Another interesting angle is using AI to drive lower levels of misrepresentation. Imagine a scenario where the URE can interrogate the number of changes made by the customer when answering the medical questions and, depending on what changes are made and on what conditions, identify whether the chances of misrepresentation are higher based on previously learned logic. Sounds far-fetched but it’s a concept that is already being considered.
Start-ups
New technologies being built by start-ups and new companies with digital solutions have the potential to augment or even replace elements of the traditional underwriting process. Health-related apps use algorithms to deliver appropriate therapeutic interventions to users, but this is only possible once the device has been calibrated to the individual. This calibration process, effectively to obtain a baseline of the person on entry to the program, is a form of digital risk assessment. Start-ups that Gen Re works with can establish baselines for heart health, mental health and the condition of the musculoskeletal system. Another tech company is working to deliver a digital proxy for the management and control of diabetes. Financial and group scheme underwriting can also be augmented using digital insights, and several start-ups are developing tools for this purpose. Others are working on ways to glean actionable insights from social media data. The next generation of hardware will facilitate virtual and augmented reality solutions, and these could play a role in underwriting assessments; for example, at point of sale. Indeed, digital ideas could open the way for continuous underwriting, offering variable levels of cover or rewards for positive health behaviours.
Conclusion
It‘s not just about new technology.

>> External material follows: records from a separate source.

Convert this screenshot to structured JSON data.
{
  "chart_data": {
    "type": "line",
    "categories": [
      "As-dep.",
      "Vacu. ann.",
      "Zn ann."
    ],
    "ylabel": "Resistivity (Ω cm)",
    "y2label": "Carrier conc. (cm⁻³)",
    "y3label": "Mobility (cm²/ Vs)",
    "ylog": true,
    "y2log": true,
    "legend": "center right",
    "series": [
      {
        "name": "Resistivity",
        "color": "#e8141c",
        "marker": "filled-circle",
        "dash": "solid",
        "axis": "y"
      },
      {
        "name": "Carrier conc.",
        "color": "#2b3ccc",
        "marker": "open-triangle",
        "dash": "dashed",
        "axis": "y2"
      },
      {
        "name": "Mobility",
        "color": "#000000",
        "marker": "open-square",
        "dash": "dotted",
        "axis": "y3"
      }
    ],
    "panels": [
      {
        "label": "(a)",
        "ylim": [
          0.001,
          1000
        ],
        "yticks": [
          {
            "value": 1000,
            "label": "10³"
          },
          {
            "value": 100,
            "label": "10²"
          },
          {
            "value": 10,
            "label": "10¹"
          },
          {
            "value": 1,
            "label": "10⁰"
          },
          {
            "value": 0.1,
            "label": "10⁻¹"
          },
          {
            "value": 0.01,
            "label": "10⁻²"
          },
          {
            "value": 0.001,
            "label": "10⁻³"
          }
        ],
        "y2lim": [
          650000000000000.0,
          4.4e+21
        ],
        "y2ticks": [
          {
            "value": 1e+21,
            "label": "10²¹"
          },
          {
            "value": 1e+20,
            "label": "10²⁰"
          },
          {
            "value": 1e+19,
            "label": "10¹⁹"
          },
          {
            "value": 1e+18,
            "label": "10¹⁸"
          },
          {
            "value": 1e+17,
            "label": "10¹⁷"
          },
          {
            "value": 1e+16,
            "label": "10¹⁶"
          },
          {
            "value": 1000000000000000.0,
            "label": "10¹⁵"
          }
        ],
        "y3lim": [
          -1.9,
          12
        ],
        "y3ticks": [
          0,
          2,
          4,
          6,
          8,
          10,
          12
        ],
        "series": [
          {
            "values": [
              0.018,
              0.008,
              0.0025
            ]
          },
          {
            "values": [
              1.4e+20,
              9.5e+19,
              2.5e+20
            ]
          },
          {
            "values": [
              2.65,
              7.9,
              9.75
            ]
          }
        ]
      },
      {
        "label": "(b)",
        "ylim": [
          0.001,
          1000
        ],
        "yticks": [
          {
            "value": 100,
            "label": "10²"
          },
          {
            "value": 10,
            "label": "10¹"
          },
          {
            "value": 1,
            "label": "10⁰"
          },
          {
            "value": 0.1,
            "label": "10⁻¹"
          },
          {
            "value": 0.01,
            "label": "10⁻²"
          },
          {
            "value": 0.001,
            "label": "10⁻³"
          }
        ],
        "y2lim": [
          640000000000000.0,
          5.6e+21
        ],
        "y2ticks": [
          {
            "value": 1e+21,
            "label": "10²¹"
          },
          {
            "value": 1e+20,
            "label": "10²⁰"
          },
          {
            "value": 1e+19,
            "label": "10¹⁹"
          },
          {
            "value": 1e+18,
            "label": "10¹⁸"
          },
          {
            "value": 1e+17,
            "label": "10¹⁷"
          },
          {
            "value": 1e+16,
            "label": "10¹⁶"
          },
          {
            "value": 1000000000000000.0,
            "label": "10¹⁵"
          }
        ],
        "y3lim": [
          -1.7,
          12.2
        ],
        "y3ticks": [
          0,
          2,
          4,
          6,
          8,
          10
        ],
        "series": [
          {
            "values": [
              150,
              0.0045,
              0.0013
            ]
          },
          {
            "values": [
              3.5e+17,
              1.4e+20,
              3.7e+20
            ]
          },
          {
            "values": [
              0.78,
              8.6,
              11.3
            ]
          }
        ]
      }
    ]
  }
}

The next generation of underwriters will require different skills to be able to maximise its potential. They will work closely with data, programme new machines, manage relationships with technology companies and define a new set of digital risk selection criteria. The established analogue model for underwriting using clinical assessment has the potential to be flipped into a more convenient, accurate and customer-centric method incorporating lifestyle and data variables. To prepare, underwriters can get involved in the discussion, participate in technology projects and drive innovation.
Endnotes
- Tiedemann, A. (2018). Brave new underwriting world – Challenges and chances of future underwriting. Underwriting Focus, 1/2018, 1–6.
- Farkas, A. & Quilter, B. (2018). Digitalising trust – Going beyond biometrical underwriting. Underwriting Focus, 1/2018, 7–11.